Реальный Обама проявил себя на встрече за закрытыми дверями в Сан-Франциско, когда он объяснял bien-pensants[271], почему не может «достучаться» до жителей Пенсильвании в промышленных и малых городах.
История ушла вперед, а эти люди отстали, объяснял Барак.
«Они злятся, они цепляются за оружие, за религию, или за антипатию к людям, которые их не любят, или за антииммигрантские и антиглобалистские настроения в попытках оправдать свое недовольство»{1085}. Обычные жители Пенсильвании не внемлют голосу разума, прибавил Обама; они реагируют в соответствии со своими «библейскими верованиями, отсталой культурой и фанатизмом, впитанным с молоком матери».

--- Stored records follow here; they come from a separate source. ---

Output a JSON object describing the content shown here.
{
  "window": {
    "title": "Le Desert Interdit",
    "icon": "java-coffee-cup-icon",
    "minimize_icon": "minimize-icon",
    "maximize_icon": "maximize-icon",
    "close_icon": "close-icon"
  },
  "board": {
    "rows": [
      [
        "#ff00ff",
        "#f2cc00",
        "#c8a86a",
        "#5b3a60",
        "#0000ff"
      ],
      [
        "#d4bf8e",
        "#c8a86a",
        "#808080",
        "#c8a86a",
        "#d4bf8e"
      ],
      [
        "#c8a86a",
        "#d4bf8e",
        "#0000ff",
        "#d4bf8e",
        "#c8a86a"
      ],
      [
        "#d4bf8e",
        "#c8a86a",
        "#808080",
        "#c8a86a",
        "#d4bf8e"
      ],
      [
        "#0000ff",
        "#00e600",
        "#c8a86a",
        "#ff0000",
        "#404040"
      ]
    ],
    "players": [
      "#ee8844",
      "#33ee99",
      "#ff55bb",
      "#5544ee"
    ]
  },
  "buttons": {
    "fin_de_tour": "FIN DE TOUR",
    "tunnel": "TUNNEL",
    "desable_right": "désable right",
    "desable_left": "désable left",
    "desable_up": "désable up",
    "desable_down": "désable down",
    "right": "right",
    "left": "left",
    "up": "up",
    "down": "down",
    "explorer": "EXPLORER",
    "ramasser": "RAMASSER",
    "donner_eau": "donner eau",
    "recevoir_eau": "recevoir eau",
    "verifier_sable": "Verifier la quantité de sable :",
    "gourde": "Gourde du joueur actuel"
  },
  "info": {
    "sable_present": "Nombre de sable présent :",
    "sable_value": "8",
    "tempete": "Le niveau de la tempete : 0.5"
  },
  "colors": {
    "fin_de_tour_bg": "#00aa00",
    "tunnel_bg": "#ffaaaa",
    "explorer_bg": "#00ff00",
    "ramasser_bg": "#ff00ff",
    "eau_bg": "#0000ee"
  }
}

Они просто не могут сопротивляться недовольству. Потому-то они отказываются от достижений прогресса, например, от тех, которые неизбежно принесут глобализация и иммиграция. В приведенном ниже отрывке из выступления в Филадельфии, посвященного преподобному Райту и гражданским правам, Обама дает понять, как он воспринимает жалобы чернокожих и белых американцев:
«Большинство белых рабочих и представителей среднего класса не считают, что расовая принадлежность обеспечивает им существенные привилегии… По их убеждениям, никто и никогда ничем их не одаривал… Они… ощущают, что мечты ускользают… что возможности следует воспринимать как игру с нулевой суммой, в которой мечты одного реализуются за счет другого.
Недовольство социальным обеспечением и позитивными действиями помогли сплотить коалицию Рейгана. Политики обычно эксплуатируют страх перед преступниками в электоральных целях. Ток-шоу и консервативные комментаторы строят карьеры на мнимых разоблачениях фиктивного расизма, отмахиваясь при этом от содержательной дискуссии о расовой несправедливости и неравенстве, ссылаются на политкорректность или обратный расизм»{1086}. (Курсив мой. – П. Б.)
С точки зрения Обамы, недовольство чернокожих «расовой несправедливостью и неравенством» вполне обоснованно. Недовольство же белых программой позитивных действий, преступностью и социальным обеспечением – нет. Почему? Белые, конечно, «ощущают» себя жертвами расовой несправедливости, но это ощущение никак не связано с реальностью, это иррациональное чувство, которое в злонамеренных целях «эксплуатируют» консервативные оппортунисты.
Приведенный фрагмент демонстрирует слепоту и растерянность левых. Они не в силах признать, что недовольство белой Америки оправданно. Обама не может признать, что к белым относятся несправедливо именно из-за цвета их кожи, потому что иначе ему придется спросить себя: а кто совершает эту несправедливость?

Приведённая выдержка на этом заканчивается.